The message seems to be getting through to white parents. One prefect I spoke to said he knew a white family who decided not to send their daughter to the school who are now regretting it.

“This school is a place where people can have contact across different identities and traditions in a secure environment. You can argue and then go and play badminton together. But this is still very early days,” says McQuoid who is himself a devout Christian—something reassuring to the many pious Muslim Pakistani parents—as he calmly contemplates the pitfalls ahead.

What could trip him up? Religious sensitivity issues? What if a Pakistani girl wants to wear a full face cover veil? What if a white boy declares himself to be gay and receives death threats from a group of Pakistanis?

The teaching staff of 160-plus are overwhelmingly white but there are about 20 teachers from various minority backgrounds, mainly Pakistani, who could be crucial in helping to defuse tensions.

Talking to a group of senior pupils it seems hard to imagine that there could be trouble brewing. Head boy Jamie Pollinger, sitting beside the head girl Neelam Khan, says that “people are now proud to say that they go to Waterhead and that’s a breakthrough because it wasn’t like that at the start.”

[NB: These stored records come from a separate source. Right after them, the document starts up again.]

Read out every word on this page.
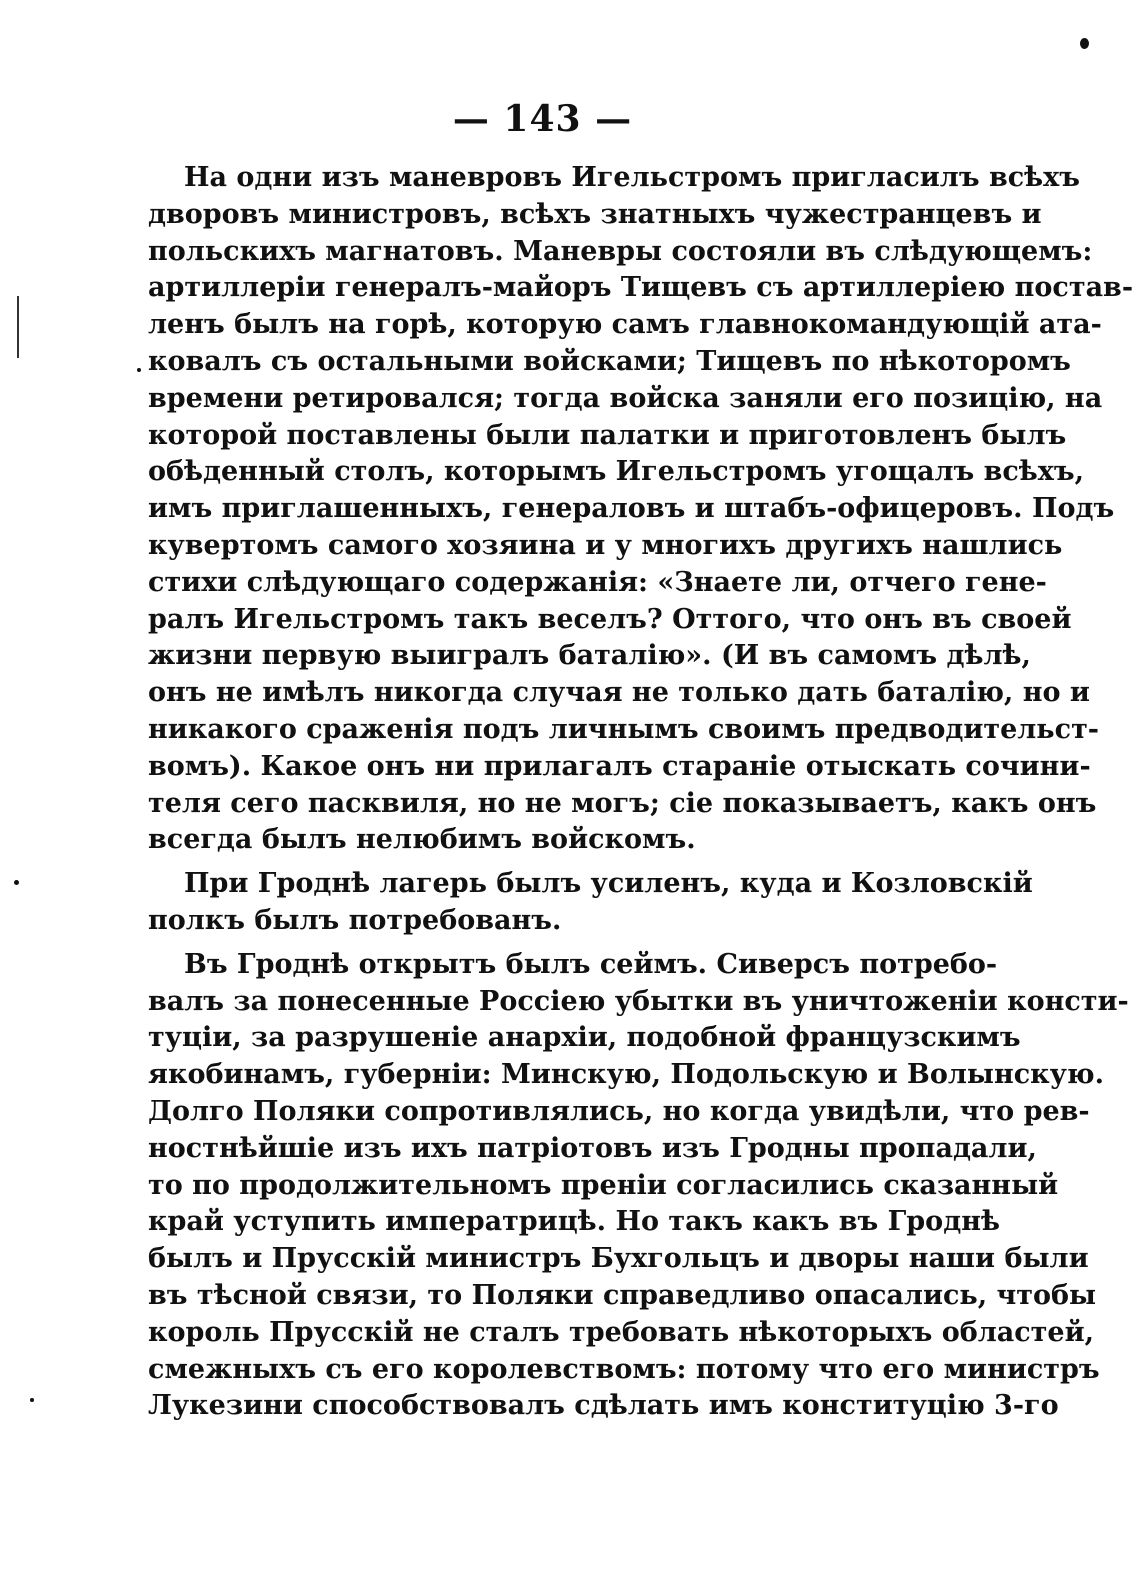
— 143 —
На одни изъ маневровъ Игельстромъ пригласилъ всѣхъ
дворовъ министровъ, всѣхъ знатныхъ чужестранцевъ и
польскихъ магнатовъ. Маневры состояли въ слѣдующемъ:
артиллеріи генералъ-майоръ Тищевъ съ артиллеріею постав-
ленъ былъ на горѣ, которую самъ главнокомандующій ата-
ковалъ съ остальными войсками; Тищевъ по нѣкоторомъ
времени ретировался; тогда войска заняли его позицію, на
которой поставлены были палатки и приготовленъ былъ
обѣденный столъ, которымъ Игельстромъ угощалъ всѣхъ,
имъ приглашенныхъ, генераловъ и штабъ-офицеровъ. Подъ
кувертомъ самого хозяина и у многихъ другихъ нашлись
стихи слѣдующаго содержанія: «Знаете ли, отчего гене-
ралъ Игельстромъ такъ веселъ? Оттого, что онъ въ своей
жизни первую выигралъ баталію». (И въ самомъ дѣлѣ,
онъ не имѣлъ никогда случая не только дать баталію, но и
никакого сраженія подъ личнымъ своимъ предводительст-
вомъ). Какое онъ ни прилагалъ стараніе отыскать сочини-
теля сего пасквиля, но не могъ; сіе показываетъ, какъ онъ
всегда былъ нелюбимъ войскомъ.
При Гроднѣ лагерь былъ усиленъ, куда и Козловскій
полкъ былъ потребованъ.
Въ Гроднѣ открытъ былъ сеймъ. Сиверсъ потребо-
валъ за понесенные Россіею убытки въ уничтоженіи консти-
туціи, за разрушеніе анархіи, подобной французскимъ
якобинамъ, губерніи: Минскую, Подольскую и Волынскую.
Долго Поляки сопротивлялись, но когда увидѣли, что рев-
ностнѣйшіе изъ ихъ патріотовъ изъ Гродны пропадали,
то по продолжительномъ преніи согласились сказанный
край уступить императрицѣ. Но такъ какъ въ Гроднѣ
былъ и Прусскій министръ Бухгольцъ и дворы наши были
въ тѣсной связи, то Поляки справедливо опасались, чтобы
король Прусскій не сталъ требовать нѣкоторыхъ областей,
смежныхъ съ его королевствомъ: потому что его министръ
Лукезини способствовалъ сдѣлать имъ конституцію 3-го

I asked the pupils to describe the typical stereotypes that the two groups hold of each other. One Pakistani boy mumbled “porkie” and a white boy talked about the Pakistani gang mentality, which can be intimidating to girls, but they were too shy to reveal more.

Even if the pupils do continue to socialise overwhelmingly within their own ethnic group and avoid visiting each others’ houses, they are at least discovering through close proximity that the kids from the other group represent as wide a variety of humanity as their own. And that, ultimately, is the (non-academic) point of Waterhead.

On the basis, admittedly, of just one short visit it seems that the foundations for a successful merger are being laid at Waterhead. If I am right then you will not hear about the school again for another two or three years, when it might be hailed as a symbol of a gradually desegregating British education system.